É por causa desse enorme desafio que decidimos levantar também a nossa voz, a voz de quem se dedicou de alma e coração aos dois Hospitais e não pode ficar indiferente, nem calado perante a inadequação de algumas das propostas oficiais apresentadas.
Nunca é demais lembrar que as Caldas da Rainha tem uma vocação que, em contínuo, remonta aos finais do século XV, época em que a Rainha D. Leonor aqui fundou a primeira unidade de Portugal com as características dos Hospitais que hoje conhecemos, dando início à história hospitalar portuguesa. Juntamente com a criação do Hospital de Todos os Santos e das Misericórdias, a Fundação do Hospital Termal foi o primeiro passo de uma verdadeira reforma da assistência em Portugal, facto que deve merecer o maior respeito e valorização por parte das autoridades da Saúde no nosso País.
Os caldenses sentem que o seu Centro Hospitalar, pelo trabalho profícuo e empenhado que tem desenvolvido, merece, na actualidade, o seu honroso passado, o qual inclui um conjunto de contributos e memórias que figuram na História dos Hospitais Portugueses, no qual se insere o avanço de soluções arquitectónicas e ecológicas, incluindo processos de trabalho do antigo Hospital de Santo Isidoro, precursor do Hospital Distrital das Caldas da Rainha.
Trata-se de referências que devem ser citadas sempre que é oportuno incentivar a nossa consciência histórica, lembrando a originalidade da Fundação da comunidade caldense, que tem procurado merecer, ao longo dos Séculos, o legado e a vocação que, afinal, a identificam.

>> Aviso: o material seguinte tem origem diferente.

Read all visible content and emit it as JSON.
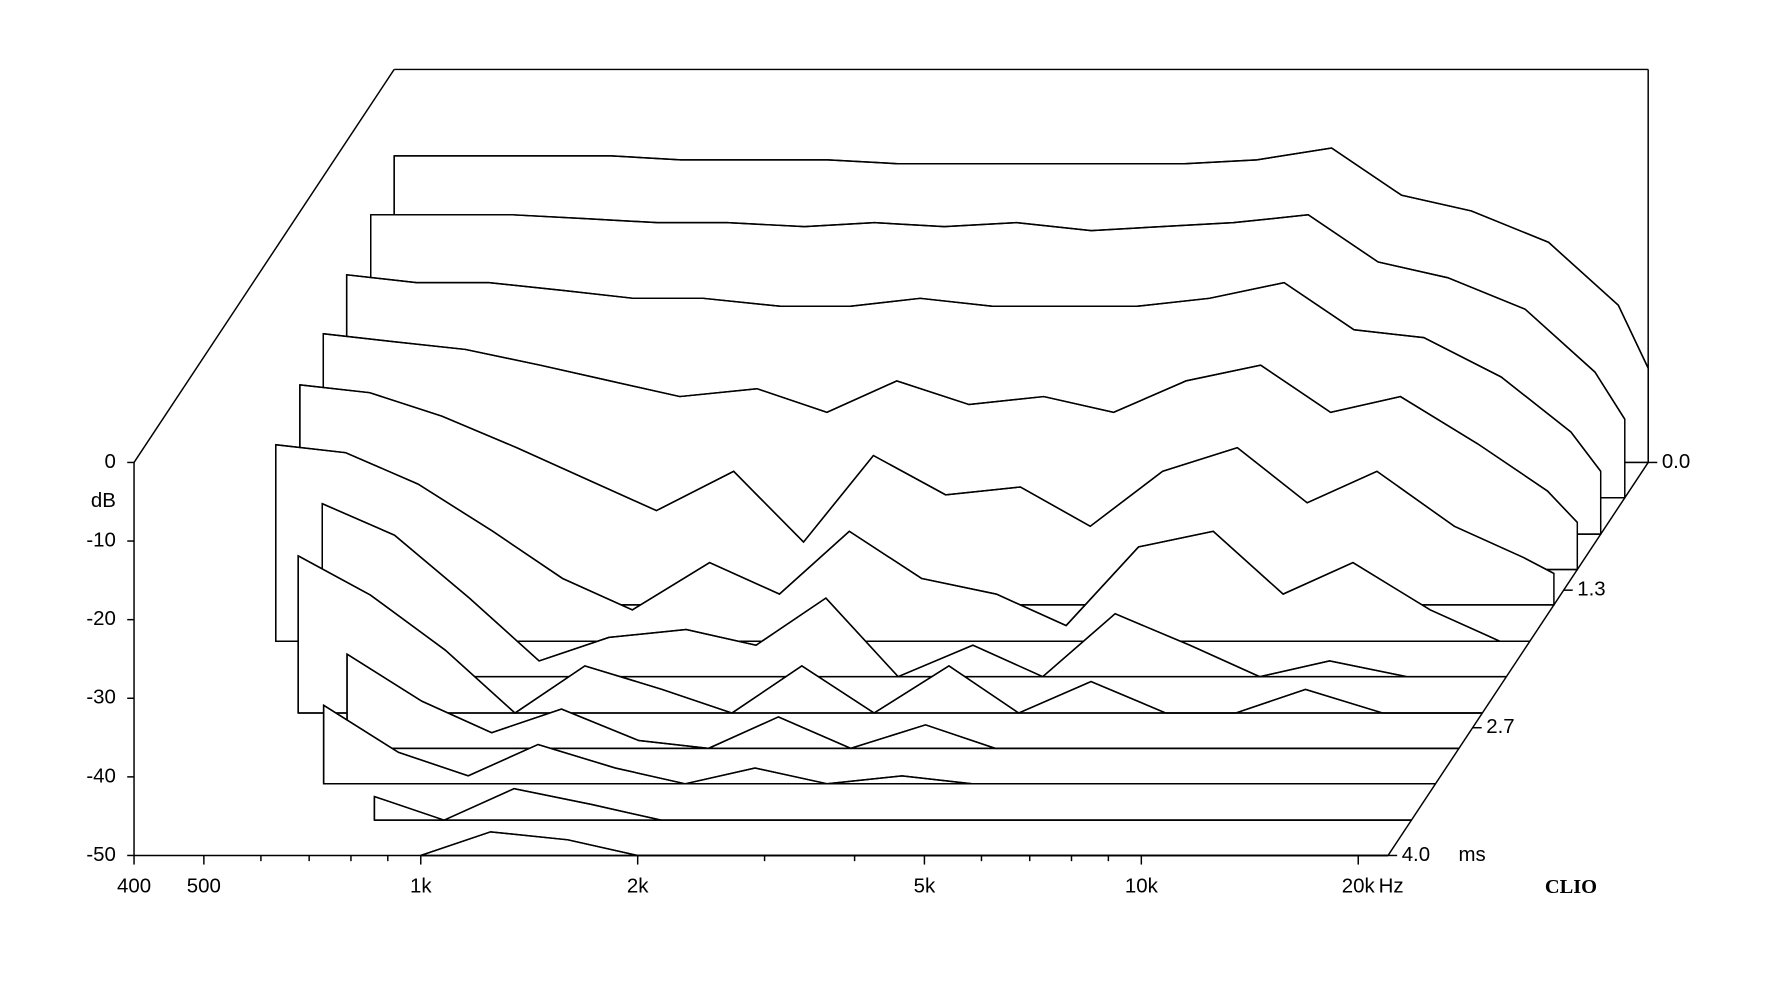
{
  "chart_data": {
    "type": "waterfall",
    "x": [
      400,
      500,
      630,
      800,
      1000,
      1250,
      1600,
      2000,
      2500,
      3150,
      4000,
      5000,
      6300,
      8000,
      10000,
      12500,
      16000,
      20000,
      22000
    ],
    "xlim": [
      400,
      22000
    ],
    "xscale": "log",
    "xticks": [
      400,
      500,
      {
        "value": 1000,
        "label": "1k"
      },
      {
        "value": 2000,
        "label": "2k"
      },
      {
        "value": 5000,
        "label": "5k"
      },
      {
        "value": 10000,
        "label": "10k"
      },
      {
        "value": 20000,
        "label": "20k"
      }
    ],
    "xminor": [
      600,
      700,
      800,
      900,
      3000,
      4000,
      6000,
      7000,
      8000,
      9000
    ],
    "xlabel": "Hz",
    "ylim": [
      -50,
      0
    ],
    "yticks": [
      0,
      -10,
      -20,
      -30,
      -40,
      -50
    ],
    "ylabel": "dB",
    "zlim": [
      0,
      4
    ],
    "zticks": [
      {
        "value": 0,
        "label": "0.0"
      },
      1.3,
      2.7,
      {
        "value": 4,
        "label": "4.0"
      }
    ],
    "zlabel": "ms",
    "z": [
      0,
      0.36,
      0.73,
      1.09,
      1.45,
      1.82,
      2.18,
      2.55,
      2.91,
      3.27,
      3.64,
      4
    ],
    "color": "#000000",
    "watermark": "CLIO",
    "series": [
      {
        "values": [
          -11,
          -11,
          -11,
          -11,
          -11.5,
          -11.5,
          -11.5,
          -12,
          -12,
          -12,
          -12,
          -12,
          -11.5,
          -10,
          -16,
          -18,
          -22,
          -30,
          -38
        ]
      },
      {
        "values": [
          -14,
          -14,
          -14,
          -14.5,
          -15,
          -15,
          -15.5,
          -15,
          -15.5,
          -15,
          -16,
          -15.5,
          -15,
          -14,
          -20,
          -22,
          -26,
          -34,
          -40
        ]
      },
      {
        "values": [
          -17,
          -18,
          -18,
          -19,
          -20,
          -20,
          -21,
          -21,
          -20,
          -21,
          -21,
          -21,
          -20,
          -18,
          -24,
          -25,
          -30,
          -37,
          -42
        ]
      },
      {
        "values": [
          -20,
          -21,
          -22,
          -24,
          -26,
          -28,
          -27,
          -30,
          -26,
          -29,
          -28,
          -30,
          -26,
          -24,
          -30,
          -28,
          -34,
          -40,
          -44
        ]
      },
      {
        "values": [
          -22,
          -23,
          -26,
          -30,
          -34,
          -38,
          -33,
          -42,
          -31,
          -36,
          -35,
          -40,
          -33,
          -30,
          -37,
          -33,
          -40,
          -44,
          -46
        ]
      },
      {
        "values": [
          -25,
          -26,
          -30,
          -36,
          -42,
          -46,
          -40,
          -44,
          -36,
          -42,
          -44,
          -48,
          -38,
          -36,
          -44,
          -40,
          -46,
          -50,
          -50
        ]
      },
      {
        "values": [
          null,
          -28,
          -32,
          -40,
          -48,
          -45,
          -44,
          -46,
          -40,
          -50,
          -46,
          -50,
          -42,
          -46,
          -50,
          -48,
          -50,
          -50,
          -50
        ]
      },
      {
        "values": [
          null,
          -30,
          -35,
          -42,
          -50,
          -44,
          -47,
          -50,
          -44,
          -50,
          -44,
          -50,
          -46,
          -50,
          -50,
          -47,
          -50,
          -50,
          -50
        ]
      },
      {
        "values": [
          null,
          null,
          -38,
          -44,
          -48,
          -45,
          -49,
          -50,
          -46,
          -50,
          -47,
          -50,
          -50,
          -50,
          -50,
          -50,
          -50,
          -50,
          -50
        ]
      },
      {
        "values": [
          null,
          null,
          -40,
          -46,
          -49,
          -45,
          -48,
          -50,
          -48,
          -50,
          -49,
          -50,
          -50,
          -50,
          -50,
          -50,
          -50,
          -50,
          -50
        ]
      },
      {
        "values": [
          null,
          null,
          null,
          -47,
          -50,
          -46,
          -48,
          -50,
          -50,
          -50,
          -50,
          -50,
          -50,
          -50,
          -50,
          -50,
          -50,
          -50,
          -50
        ]
      },
      {
        "values": [
          null,
          null,
          null,
          null,
          -50,
          -47,
          -48,
          -50,
          -50,
          -50,
          -50,
          -50,
          -50,
          -50,
          -50,
          -50,
          -50,
          -50,
          -50
        ]
      }
    ]
  }
}
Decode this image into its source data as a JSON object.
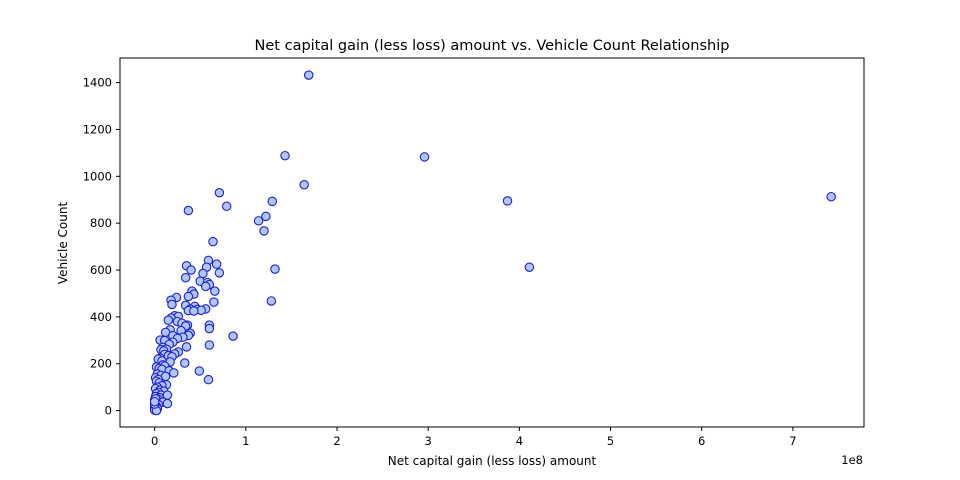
{
  "chart_data": {
    "type": "scatter",
    "title": "Net capital gain (less loss) amount vs. Vehicle Count Relationship",
    "xlabel": "Net capital gain (less loss) amount",
    "ylabel": "Vehicle Count",
    "x_offset_label": "1e8",
    "x_scale": 100000000,
    "xlim": [
      -0.38,
      7.78
    ],
    "ylim": [
      -70,
      1505
    ],
    "x_ticks": [
      0,
      1,
      2,
      3,
      4,
      5,
      6,
      7
    ],
    "y_ticks": [
      0,
      200,
      400,
      600,
      800,
      1000,
      1200,
      1400
    ],
    "grid": false,
    "legend": "none",
    "colors": {
      "marker_face": "#aec7f7",
      "marker_edge": "#1f1fd0"
    },
    "points": [
      [
        1.69,
        1432
      ],
      [
        1.43,
        1088
      ],
      [
        2.96,
        1083
      ],
      [
        1.64,
        964
      ],
      [
        0.71,
        930
      ],
      [
        3.87,
        895
      ],
      [
        7.42,
        913
      ],
      [
        1.29,
        893
      ],
      [
        0.79,
        872
      ],
      [
        0.37,
        854
      ],
      [
        1.14,
        810
      ],
      [
        1.22,
        829
      ],
      [
        1.2,
        767
      ],
      [
        0.64,
        721
      ],
      [
        0.59,
        641
      ],
      [
        0.68,
        625
      ],
      [
        0.35,
        618
      ],
      [
        1.32,
        604
      ],
      [
        4.11,
        612
      ],
      [
        0.4,
        600
      ],
      [
        0.57,
        612
      ],
      [
        0.71,
        588
      ],
      [
        0.53,
        585
      ],
      [
        0.34,
        567
      ],
      [
        0.5,
        552
      ],
      [
        0.58,
        547
      ],
      [
        0.6,
        538
      ],
      [
        0.56,
        530
      ],
      [
        0.66,
        510
      ],
      [
        0.41,
        510
      ],
      [
        0.43,
        497
      ],
      [
        0.37,
        487
      ],
      [
        0.24,
        483
      ],
      [
        0.18,
        471
      ],
      [
        0.19,
        453
      ],
      [
        1.28,
        468
      ],
      [
        0.65,
        463
      ],
      [
        0.34,
        449
      ],
      [
        0.44,
        445
      ],
      [
        0.47,
        432
      ],
      [
        0.39,
        433
      ],
      [
        0.56,
        434
      ],
      [
        0.51,
        428
      ],
      [
        0.37,
        427
      ],
      [
        0.43,
        425
      ],
      [
        0.22,
        405
      ],
      [
        0.26,
        402
      ],
      [
        0.18,
        395
      ],
      [
        0.15,
        386
      ],
      [
        0.25,
        380
      ],
      [
        0.3,
        373
      ],
      [
        0.36,
        365
      ],
      [
        0.34,
        361
      ],
      [
        0.6,
        365
      ],
      [
        0.6,
        350
      ],
      [
        0.17,
        345
      ],
      [
        0.29,
        341
      ],
      [
        0.12,
        334
      ],
      [
        0.39,
        330
      ],
      [
        0.37,
        321
      ],
      [
        0.86,
        318
      ],
      [
        0.2,
        320
      ],
      [
        0.31,
        313
      ],
      [
        0.25,
        308
      ],
      [
        0.06,
        301
      ],
      [
        0.11,
        299
      ],
      [
        0.2,
        292
      ],
      [
        0.16,
        283
      ],
      [
        0.6,
        280
      ],
      [
        0.35,
        272
      ],
      [
        0.09,
        270
      ],
      [
        0.13,
        262
      ],
      [
        0.07,
        260
      ],
      [
        0.1,
        255
      ],
      [
        0.26,
        250
      ],
      [
        0.22,
        242
      ],
      [
        0.11,
        240
      ],
      [
        0.15,
        234
      ],
      [
        0.19,
        230
      ],
      [
        0.06,
        224
      ],
      [
        0.04,
        220
      ],
      [
        0.08,
        212
      ],
      [
        0.17,
        208
      ],
      [
        0.33,
        203
      ],
      [
        0.09,
        195
      ],
      [
        0.11,
        190
      ],
      [
        0.02,
        186
      ],
      [
        0.05,
        180
      ],
      [
        0.08,
        176
      ],
      [
        0.16,
        170
      ],
      [
        0.49,
        169
      ],
      [
        0.21,
        161
      ],
      [
        0.03,
        156
      ],
      [
        0.07,
        150
      ],
      [
        0.12,
        146
      ],
      [
        0.01,
        140
      ],
      [
        0.04,
        133
      ],
      [
        0.59,
        132
      ],
      [
        0.02,
        125
      ],
      [
        0.05,
        118
      ],
      [
        0.13,
        110
      ],
      [
        0.08,
        106
      ],
      [
        0.03,
        100
      ],
      [
        0.01,
        94
      ],
      [
        0.06,
        88
      ],
      [
        0.1,
        83
      ],
      [
        0.04,
        78
      ],
      [
        0.02,
        72
      ],
      [
        0.07,
        66
      ],
      [
        0.14,
        66
      ],
      [
        0.01,
        60
      ],
      [
        0.05,
        56
      ],
      [
        0.03,
        50
      ],
      [
        0.0,
        46
      ],
      [
        0.02,
        40
      ],
      [
        0.09,
        36
      ],
      [
        0.01,
        32
      ],
      [
        0.14,
        30
      ],
      [
        0.04,
        26
      ],
      [
        0.0,
        22
      ],
      [
        0.02,
        18
      ],
      [
        0.01,
        14
      ],
      [
        0.0,
        10
      ],
      [
        0.03,
        8
      ],
      [
        0.01,
        5
      ],
      [
        0.0,
        2
      ],
      [
        0.02,
        0
      ],
      [
        0.0,
        28
      ],
      [
        0.01,
        50
      ],
      [
        0.0,
        38
      ]
    ]
  }
}
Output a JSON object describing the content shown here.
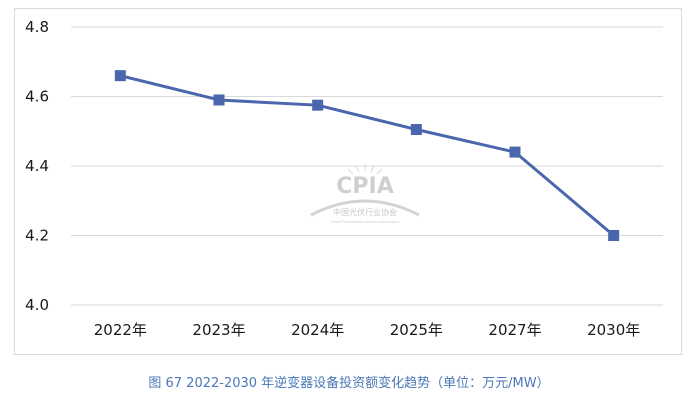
{
  "caption": "图 67    2022-2030 年逆变器设备投资额变化趋势（单位：万元/MW）",
  "watermark": {
    "logo_text": "CPIA",
    "org_name_cn": "中国光伏行业协会",
    "org_name_en": "China Photovoltaic Industry Association"
  },
  "chart_data": {
    "type": "line",
    "title": "",
    "xlabel": "",
    "ylabel": "",
    "categories": [
      "2022年",
      "2023年",
      "2024年",
      "2025年",
      "2027年",
      "2030年"
    ],
    "series": [
      {
        "values": [
          4.66,
          4.59,
          4.575,
          4.505,
          4.44,
          4.2
        ],
        "color": "#4a67ad",
        "marker": "square"
      }
    ],
    "ylim": [
      4.0,
      4.8
    ],
    "yticks": [
      4.0,
      4.2,
      4.4,
      4.6,
      4.8
    ],
    "ytick_labels": [
      "4.0",
      "4.2",
      "4.4",
      "4.6",
      "4.8"
    ],
    "grid": true,
    "legend": "none"
  }
}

INICIATIVA DA ARS É UMA “AFRONTA”

A iniciativa da ARS de Lisboa e Vale do Tejo, intitulada “Proposta de Reorganização da Região Oeste. Cuidados Hospitalares” vem não só afrontar as longas e enraizadas tradições hospitalares das Caldas da Rainha, mas igualmente contrariar todos os anteriores documentos de planeamento hospitalar procedentes do Ministério da Saúde, respeitantes aos dois Hospitais da Cidade. Tratando-se de um organismo regional não se compreende que venha dizer o contrário do que sempre têm sido as opções do nível superior de planeamento do Ministério da Saúde, tanto na Lei, como em documentos produzidos pelo antigo Departamento de Estudos e Planeamento e agora pela Administração Central do Sistema de Saúde (ACSS), onde aquele foi integrado. Lembramos que a ARSLVT apresenta a sua proposta sem fundamentação convincente, no domínio do planeamento.
Quanto ao Hospital Distrital, o documento da ACSS intitulado ‘Contributos para a Reforma Hospitalar’, datado de Outubro de 2011, diz quanto ao CHON: «Este CH destina-se a 175 000 habitantes. Fez-se recentemente um estudo detalhado de um novo Hospital Oeste Norte que substituísse os três hospitais actuais.» Ora, os dados de planeamento mantêm-se inalterados: não houve mudança de população servida pelo CHON, nem alteração da responsabilidade que lhe está atribuída, em termos de cuidados a prestar.
Neste último aspecto, a Rede de Referenciação Hospitalar de Urgência/Emergência, mantida em vigor, desde 2001, atribui às Caldas da Rainha o nível de Urgência Médico-Cirúrgica, e disso não podemos abdicar, prescrevendo para esse nível, o seguinte:
«Os hospitais com Serviço de Urgência Médico-Cirúrgica devem dispor de:
• Medicina Interna
• Cirurgia Geral
• Ortopedia
• Anestesiologia
• Cardiologia
• Neurologia
• Oftalmologia
• ORL
• Urologia
• Unidade de Cuidados Intensivos Polivalente
• Bloco Operatório
• Imuno-hemoterapia
• Diálise para situações agudas
• Imagiologia (Radiologia convencional, Ecografia simples, TAC)
• Patologia Clínica (devendo assegurar todos os exames básicos).»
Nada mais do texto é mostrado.